In Gariffo’s sci-fi debut, a mysterious agent handles covert, sometimes-lethal jobs for one of the world-dominating corporations in the mid-21st century.
Agent Sliver’s clandestine work has become routine—even when it involves killing. His latest mission from World, Inc., in New Detroit is to shut down terrorists intent on attacking corporations such as Sliver’s employer. Within the last few decades, five supercorporations have saved the world from economic decline and, in the process, seized control from governments. While Sliver readily accepts assignments from his boss, Fellrock, he hopes his target will be Ancarn, CEO of a corporation called Multinational, though the agent is mum on the reason why.
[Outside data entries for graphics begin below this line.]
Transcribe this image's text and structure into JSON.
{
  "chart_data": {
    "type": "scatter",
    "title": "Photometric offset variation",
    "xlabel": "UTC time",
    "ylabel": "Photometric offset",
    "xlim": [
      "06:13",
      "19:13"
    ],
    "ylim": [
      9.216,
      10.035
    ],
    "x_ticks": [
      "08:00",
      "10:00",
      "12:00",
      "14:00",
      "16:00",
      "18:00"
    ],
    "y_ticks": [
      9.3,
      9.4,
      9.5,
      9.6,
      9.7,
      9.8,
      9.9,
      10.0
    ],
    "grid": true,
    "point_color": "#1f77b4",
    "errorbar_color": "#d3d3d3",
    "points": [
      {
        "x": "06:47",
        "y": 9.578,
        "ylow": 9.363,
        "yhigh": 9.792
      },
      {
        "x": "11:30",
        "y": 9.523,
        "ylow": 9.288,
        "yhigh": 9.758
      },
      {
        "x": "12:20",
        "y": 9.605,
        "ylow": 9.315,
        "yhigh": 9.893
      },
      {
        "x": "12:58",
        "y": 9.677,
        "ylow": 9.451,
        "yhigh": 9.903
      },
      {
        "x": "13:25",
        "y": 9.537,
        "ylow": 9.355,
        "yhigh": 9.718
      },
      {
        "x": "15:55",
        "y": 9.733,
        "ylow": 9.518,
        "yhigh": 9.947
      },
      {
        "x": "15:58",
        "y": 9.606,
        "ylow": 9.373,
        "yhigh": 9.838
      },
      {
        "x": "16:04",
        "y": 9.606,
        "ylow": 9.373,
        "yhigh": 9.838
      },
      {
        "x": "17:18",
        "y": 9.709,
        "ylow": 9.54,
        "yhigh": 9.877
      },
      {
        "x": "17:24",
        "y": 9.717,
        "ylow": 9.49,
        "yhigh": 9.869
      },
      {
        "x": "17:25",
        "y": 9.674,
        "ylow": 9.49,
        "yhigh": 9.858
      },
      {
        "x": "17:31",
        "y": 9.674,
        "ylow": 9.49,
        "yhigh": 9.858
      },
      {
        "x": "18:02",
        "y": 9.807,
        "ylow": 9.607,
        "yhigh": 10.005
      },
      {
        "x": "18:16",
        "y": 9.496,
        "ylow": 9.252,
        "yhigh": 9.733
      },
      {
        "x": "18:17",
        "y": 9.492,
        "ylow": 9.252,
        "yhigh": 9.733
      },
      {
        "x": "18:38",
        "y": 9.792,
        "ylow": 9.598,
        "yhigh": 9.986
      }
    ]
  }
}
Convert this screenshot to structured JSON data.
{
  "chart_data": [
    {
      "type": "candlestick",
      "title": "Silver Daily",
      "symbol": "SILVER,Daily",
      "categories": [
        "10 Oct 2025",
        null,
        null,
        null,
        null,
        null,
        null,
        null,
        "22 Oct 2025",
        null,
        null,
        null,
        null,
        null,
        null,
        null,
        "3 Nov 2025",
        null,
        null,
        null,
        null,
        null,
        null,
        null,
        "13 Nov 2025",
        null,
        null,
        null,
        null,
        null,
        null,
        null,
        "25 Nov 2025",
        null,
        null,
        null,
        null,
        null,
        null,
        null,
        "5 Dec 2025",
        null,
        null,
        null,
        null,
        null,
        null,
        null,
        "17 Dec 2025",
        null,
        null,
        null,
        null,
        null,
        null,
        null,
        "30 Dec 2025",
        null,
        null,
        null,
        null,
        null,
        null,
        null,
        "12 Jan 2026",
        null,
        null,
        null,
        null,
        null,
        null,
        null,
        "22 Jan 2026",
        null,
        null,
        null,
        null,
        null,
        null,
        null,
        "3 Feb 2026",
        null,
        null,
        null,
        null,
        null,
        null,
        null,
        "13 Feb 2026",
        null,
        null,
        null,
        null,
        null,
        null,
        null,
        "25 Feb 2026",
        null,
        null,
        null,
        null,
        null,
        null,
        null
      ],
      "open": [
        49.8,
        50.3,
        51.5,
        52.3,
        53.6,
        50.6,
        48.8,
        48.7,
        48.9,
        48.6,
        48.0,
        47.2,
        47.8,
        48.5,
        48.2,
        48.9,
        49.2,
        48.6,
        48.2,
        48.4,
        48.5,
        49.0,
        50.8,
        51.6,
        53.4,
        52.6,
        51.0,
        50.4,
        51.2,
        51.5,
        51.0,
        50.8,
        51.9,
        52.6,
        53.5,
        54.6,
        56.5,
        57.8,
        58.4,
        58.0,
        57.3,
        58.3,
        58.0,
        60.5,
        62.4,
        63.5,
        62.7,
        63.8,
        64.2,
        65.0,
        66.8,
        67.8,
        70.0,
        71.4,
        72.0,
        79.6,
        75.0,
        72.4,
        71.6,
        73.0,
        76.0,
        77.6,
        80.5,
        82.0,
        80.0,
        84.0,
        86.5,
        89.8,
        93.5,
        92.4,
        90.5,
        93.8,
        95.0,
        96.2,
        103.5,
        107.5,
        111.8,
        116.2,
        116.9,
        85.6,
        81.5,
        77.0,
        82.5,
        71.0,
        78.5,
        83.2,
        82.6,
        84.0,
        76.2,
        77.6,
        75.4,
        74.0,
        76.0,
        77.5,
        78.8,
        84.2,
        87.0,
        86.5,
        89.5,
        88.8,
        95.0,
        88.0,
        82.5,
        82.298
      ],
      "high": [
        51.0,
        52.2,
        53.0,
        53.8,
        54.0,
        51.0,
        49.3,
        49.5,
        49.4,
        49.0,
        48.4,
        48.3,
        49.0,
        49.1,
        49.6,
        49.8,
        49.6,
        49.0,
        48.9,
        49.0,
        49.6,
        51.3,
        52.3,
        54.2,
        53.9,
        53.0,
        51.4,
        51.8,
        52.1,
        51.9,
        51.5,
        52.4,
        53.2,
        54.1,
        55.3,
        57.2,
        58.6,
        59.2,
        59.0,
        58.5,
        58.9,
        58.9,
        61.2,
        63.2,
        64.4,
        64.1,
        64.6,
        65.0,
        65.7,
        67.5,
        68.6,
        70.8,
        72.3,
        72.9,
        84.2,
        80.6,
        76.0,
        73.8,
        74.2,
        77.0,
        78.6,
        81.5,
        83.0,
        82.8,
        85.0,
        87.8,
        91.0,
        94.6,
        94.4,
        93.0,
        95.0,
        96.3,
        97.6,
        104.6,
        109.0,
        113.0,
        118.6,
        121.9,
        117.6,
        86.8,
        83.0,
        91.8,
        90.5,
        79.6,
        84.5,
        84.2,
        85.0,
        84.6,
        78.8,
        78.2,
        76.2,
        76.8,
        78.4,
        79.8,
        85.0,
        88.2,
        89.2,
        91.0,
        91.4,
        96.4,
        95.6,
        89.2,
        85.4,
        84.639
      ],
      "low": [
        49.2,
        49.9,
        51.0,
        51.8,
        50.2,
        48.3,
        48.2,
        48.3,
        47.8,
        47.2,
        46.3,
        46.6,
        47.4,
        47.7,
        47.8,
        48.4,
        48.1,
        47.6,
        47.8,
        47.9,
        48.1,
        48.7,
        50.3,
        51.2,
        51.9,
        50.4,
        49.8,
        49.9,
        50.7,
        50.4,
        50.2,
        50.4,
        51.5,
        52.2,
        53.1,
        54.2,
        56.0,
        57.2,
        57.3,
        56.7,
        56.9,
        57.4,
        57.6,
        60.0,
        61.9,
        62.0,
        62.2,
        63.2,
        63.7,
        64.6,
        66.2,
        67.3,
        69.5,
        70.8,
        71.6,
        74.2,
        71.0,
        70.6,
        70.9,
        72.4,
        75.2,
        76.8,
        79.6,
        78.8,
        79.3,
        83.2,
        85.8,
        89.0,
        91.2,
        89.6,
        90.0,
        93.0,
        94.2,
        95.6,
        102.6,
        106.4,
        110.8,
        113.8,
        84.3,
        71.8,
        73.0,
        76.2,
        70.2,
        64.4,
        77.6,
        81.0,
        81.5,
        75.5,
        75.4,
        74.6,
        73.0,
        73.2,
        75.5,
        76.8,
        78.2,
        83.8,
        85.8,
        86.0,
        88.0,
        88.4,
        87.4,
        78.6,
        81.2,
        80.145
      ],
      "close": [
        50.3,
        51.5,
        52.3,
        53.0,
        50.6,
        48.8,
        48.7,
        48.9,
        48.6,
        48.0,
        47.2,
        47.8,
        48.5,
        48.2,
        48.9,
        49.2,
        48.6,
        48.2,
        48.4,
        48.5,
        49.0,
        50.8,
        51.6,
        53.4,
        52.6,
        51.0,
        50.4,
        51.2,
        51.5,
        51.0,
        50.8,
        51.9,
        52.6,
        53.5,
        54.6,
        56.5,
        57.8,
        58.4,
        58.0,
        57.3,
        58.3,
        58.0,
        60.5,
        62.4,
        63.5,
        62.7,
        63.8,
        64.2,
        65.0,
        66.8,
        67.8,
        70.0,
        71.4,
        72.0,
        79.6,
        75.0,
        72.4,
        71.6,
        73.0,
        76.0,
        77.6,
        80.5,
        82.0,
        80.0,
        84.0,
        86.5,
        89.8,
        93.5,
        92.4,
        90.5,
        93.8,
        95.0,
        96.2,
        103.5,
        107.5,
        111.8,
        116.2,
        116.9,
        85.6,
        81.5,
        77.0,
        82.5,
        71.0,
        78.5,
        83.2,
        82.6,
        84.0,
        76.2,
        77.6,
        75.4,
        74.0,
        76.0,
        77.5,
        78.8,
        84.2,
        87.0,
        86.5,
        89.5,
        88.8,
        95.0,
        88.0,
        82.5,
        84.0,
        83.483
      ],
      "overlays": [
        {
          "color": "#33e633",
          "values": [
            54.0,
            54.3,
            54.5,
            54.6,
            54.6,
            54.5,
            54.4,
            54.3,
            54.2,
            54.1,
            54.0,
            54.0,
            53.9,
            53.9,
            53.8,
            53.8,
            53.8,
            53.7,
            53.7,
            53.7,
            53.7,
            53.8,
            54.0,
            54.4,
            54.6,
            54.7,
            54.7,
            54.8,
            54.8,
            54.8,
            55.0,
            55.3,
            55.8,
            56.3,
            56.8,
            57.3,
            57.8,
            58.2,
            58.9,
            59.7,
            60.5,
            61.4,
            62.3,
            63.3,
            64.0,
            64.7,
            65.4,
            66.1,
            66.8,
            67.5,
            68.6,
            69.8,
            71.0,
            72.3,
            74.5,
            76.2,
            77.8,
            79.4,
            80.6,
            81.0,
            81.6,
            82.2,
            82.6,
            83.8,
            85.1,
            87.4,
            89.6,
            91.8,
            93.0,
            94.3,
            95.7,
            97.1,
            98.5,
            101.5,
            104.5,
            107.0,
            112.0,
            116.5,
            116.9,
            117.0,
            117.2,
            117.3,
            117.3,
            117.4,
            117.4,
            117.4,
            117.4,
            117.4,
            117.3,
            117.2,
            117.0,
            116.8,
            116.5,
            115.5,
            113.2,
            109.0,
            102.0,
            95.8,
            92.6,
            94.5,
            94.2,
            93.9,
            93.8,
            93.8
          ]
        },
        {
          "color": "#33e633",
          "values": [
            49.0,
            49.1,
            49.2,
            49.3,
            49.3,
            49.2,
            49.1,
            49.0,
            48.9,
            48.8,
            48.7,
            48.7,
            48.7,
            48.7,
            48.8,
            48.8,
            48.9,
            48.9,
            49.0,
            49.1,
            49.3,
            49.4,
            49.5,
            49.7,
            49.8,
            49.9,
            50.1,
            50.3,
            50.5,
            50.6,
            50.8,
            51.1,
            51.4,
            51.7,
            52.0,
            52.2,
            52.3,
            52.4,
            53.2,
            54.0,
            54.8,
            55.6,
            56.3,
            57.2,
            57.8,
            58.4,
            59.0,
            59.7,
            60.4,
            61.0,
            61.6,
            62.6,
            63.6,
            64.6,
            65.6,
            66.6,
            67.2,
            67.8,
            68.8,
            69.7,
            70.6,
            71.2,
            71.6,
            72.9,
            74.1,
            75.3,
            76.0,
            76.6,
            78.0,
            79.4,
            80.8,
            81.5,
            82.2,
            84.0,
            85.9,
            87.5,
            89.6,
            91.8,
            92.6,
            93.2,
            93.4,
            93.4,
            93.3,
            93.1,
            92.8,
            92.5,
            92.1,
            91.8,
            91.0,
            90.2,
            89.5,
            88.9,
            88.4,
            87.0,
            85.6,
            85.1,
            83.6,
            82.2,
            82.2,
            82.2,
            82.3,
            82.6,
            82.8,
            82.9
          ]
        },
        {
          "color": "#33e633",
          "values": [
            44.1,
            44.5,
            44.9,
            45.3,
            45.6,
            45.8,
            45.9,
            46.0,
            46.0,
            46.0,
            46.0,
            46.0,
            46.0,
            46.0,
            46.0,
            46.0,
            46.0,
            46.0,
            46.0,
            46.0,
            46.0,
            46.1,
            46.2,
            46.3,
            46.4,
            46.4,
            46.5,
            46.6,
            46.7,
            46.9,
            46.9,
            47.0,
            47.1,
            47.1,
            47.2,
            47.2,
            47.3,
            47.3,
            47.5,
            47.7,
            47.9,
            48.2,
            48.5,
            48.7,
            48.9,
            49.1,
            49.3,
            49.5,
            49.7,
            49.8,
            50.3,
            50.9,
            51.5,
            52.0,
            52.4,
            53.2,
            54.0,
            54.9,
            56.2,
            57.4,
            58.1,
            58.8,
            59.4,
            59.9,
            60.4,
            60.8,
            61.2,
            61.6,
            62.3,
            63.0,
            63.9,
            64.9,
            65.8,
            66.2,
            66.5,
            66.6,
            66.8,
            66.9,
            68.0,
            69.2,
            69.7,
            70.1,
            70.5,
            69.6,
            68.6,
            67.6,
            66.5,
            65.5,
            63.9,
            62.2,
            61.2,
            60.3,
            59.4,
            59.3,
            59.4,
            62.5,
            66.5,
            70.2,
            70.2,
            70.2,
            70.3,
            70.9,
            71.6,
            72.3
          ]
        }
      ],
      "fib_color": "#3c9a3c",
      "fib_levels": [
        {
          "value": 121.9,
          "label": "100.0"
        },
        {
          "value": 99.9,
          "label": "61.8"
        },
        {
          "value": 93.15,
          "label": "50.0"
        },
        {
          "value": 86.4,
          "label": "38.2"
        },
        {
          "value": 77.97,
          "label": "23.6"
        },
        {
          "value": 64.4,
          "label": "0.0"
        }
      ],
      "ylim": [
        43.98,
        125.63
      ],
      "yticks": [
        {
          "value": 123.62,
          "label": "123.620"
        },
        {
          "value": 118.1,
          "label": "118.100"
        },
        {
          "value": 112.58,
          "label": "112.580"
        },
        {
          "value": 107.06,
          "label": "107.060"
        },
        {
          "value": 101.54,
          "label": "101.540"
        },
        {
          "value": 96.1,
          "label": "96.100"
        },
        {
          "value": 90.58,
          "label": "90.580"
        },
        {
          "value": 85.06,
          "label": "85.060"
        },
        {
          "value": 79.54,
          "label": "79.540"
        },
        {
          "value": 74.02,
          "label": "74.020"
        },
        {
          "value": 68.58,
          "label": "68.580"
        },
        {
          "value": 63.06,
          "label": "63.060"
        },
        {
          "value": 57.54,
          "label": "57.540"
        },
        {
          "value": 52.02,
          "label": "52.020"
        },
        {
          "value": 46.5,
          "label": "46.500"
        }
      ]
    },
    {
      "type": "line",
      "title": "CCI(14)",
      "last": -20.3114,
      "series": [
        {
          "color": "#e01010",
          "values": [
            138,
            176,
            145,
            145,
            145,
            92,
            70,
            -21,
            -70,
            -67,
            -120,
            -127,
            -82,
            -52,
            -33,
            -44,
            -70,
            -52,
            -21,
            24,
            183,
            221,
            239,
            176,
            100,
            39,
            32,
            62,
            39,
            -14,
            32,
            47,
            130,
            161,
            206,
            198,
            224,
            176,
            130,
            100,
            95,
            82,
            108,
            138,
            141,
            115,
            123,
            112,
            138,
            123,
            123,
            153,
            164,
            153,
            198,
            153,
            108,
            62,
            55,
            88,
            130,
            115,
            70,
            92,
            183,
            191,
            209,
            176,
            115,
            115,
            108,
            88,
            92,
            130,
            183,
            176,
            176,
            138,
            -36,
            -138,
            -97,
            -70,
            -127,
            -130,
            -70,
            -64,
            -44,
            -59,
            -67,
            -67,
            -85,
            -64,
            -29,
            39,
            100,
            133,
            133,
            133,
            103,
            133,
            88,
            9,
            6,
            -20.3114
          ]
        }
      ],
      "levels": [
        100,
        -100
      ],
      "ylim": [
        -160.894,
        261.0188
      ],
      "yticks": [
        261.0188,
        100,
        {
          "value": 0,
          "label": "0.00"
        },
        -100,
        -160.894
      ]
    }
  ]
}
But change may be on the horizon. The typically unsentimental Sliver sympathizes with the daughter of targets he’s just eliminated. He takes Kelly aboard his airship but tells no one since she’s an anomaly (her genetics, for one, aren’t registered like everyone else’s). Complicating matters is a new mission that entails a high-profile assassination and someone’s discernible attempt to take out his ship—and Sliver as well. Luckily, the agent has allies, including the ship’s onboard computer he’s affectionately dubbed Franklin, for facing his would-be assassin. Gariffo painstakingly constructs a convincing near-future tale. The book’s highlight is a series of articles on the supercorporations’ gradual takeover (citizens further crippling the U.S. government by not paying income taxes is frighteningly plausible). The protagonist, meanwhile, is increasingly fascinating: Readers eventually learn his backstory with Ancarn and why Sliver habitually injects himself with Serum. Action scenes showcase Gariffo’s penchant for meticulous details: “Sliver swung the chair’s legs up into the face of the individual to his left and then threw the seat into the upper half of the flunky on his right.” Unfortunately, Kelly, the only significant female, is largely unexplored, from the impact of her family’s deaths to adjusting to a corporate-ruled world her parents kept hidden from her.
A dystopian tale both engaging and conceivable.